Phagocytosis assay by THP-1 cells. (a) (i) Western blotting of bound protein(s) on latex beads after solubilization. Lane 1: SE36-beads, lane 2: SE36-beads with VTN, lane 3: latex-beads alone, lane 4: beads with VTN. SE36 and VTN bound to the beads were detected by anti-SE36 mouse serum (diluted 1:1000) and anti-VTN pAb (diluted 1:2000), respectively. Arrows indicate the target proteins. (ii) Representative flow cytometry (FCM) histogram of the antibody-independent engulfment of SE36-beads with or without VTN by THP-1 cells. (iii) Giemsa staining of engulfed SE36-beads (left panel) and non-treated beads (right panel) by THP-1 cells. Arrows indicate the engulfed SE36-beads.

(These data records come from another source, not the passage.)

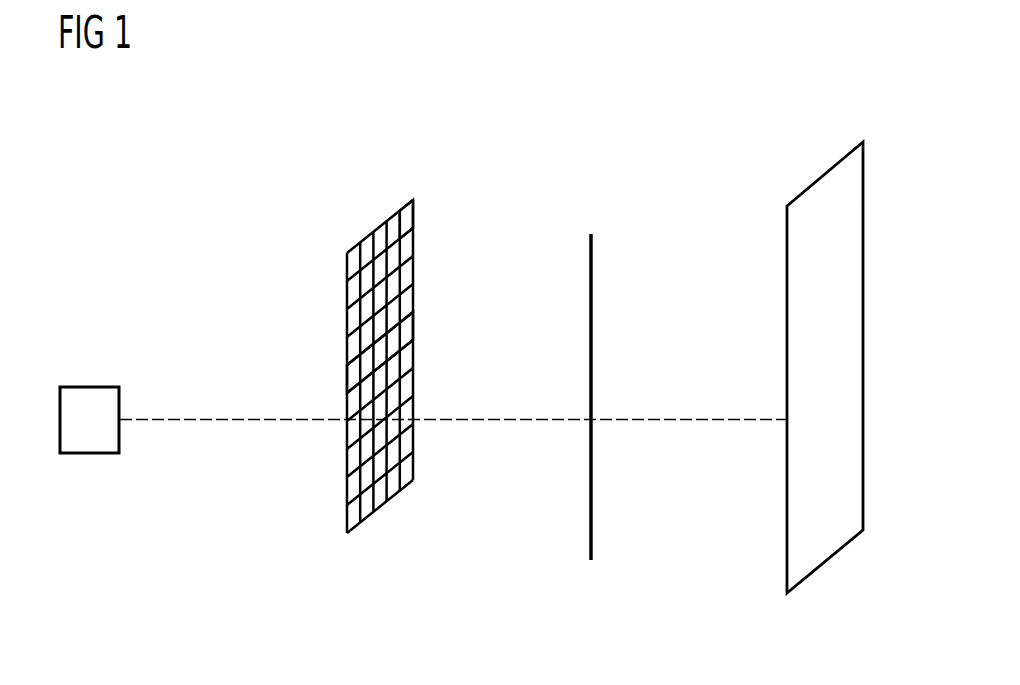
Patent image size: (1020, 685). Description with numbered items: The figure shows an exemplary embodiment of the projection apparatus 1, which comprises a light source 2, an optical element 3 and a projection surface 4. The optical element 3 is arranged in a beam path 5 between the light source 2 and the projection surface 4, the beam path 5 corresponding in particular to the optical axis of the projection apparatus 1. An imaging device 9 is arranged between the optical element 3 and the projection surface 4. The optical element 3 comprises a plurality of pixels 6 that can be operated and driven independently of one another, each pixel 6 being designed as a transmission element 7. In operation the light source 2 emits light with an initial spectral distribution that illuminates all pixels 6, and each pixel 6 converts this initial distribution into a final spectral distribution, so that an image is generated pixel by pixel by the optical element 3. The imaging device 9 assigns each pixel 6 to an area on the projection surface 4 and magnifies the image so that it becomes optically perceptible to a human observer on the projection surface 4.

The projection apparatus 1 is at (200, 254).
The light source 2 is at (90, 386).
The optical element 3 is at (346, 471).
The projection surface 4 is at (786, 530).
The beam path 5 is at (194, 418).
The pixels 6 is at (415, 243).
The transmission element 7 is at (415, 353).
The imaging device 9 is at (593, 544).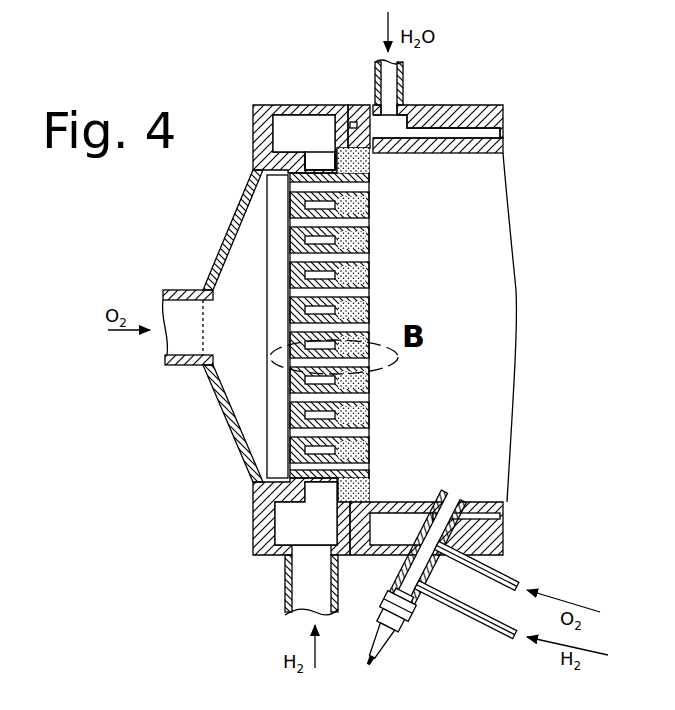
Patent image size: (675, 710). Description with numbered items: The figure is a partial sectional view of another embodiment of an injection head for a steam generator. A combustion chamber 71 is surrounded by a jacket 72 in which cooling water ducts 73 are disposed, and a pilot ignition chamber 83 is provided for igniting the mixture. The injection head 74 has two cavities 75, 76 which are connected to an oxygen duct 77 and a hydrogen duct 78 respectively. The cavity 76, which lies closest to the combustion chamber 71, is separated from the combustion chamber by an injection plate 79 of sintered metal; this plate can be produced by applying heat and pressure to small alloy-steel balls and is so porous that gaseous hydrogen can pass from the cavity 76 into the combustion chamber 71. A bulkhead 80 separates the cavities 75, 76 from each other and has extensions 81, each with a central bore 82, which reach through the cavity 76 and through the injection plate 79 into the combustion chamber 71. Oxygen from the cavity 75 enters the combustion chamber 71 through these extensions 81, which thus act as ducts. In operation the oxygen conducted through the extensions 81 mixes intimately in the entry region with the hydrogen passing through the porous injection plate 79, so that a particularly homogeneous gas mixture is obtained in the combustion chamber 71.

The combustion chamber 71 is at (509, 324).
The jacket 72 is at (482, 105).
The cooling water ducts 73 is at (466, 134).
The injection head 74 is at (211, 399).
The cavity 75 is at (252, 425).
The cavity 76 is at (291, 122).
The oxygen duct 77 is at (166, 345).
The hydrogen duct 78 is at (296, 613).
The injection plate 79 is at (360, 275).
The bulkhead 80 is at (283, 242).
The extensions 81 is at (323, 162).
The central bore 82 is at (323, 481).
The pilot ignition chamber 83 is at (437, 603).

Scale bar, 10 μm. (b) FCM histogram of the engulfment by THP-1 cells of SE36-beads with or without VTN and/or purified IgG from NHS or HTS. (c) FCM histogram of the engulfment by THP-1 cells of SE36-beads treated with normal serum or VTN-depleted serum (VTN-depl). (d) FCM histogram of the engulfment by THP-1 cells of SE36-beads with or without VTN-depl, with or without purified VTN or with normal serum.

Figure 6

Localization of serum proteins that bind to VTN. IFA images showing the localization of VTN, thrombin, antithrombin III, complement C7, complement C9, SC5b-9 complex (red), P47 fragment (green), and DNA (blue) on the merozoite. Scale bar, 1 μm.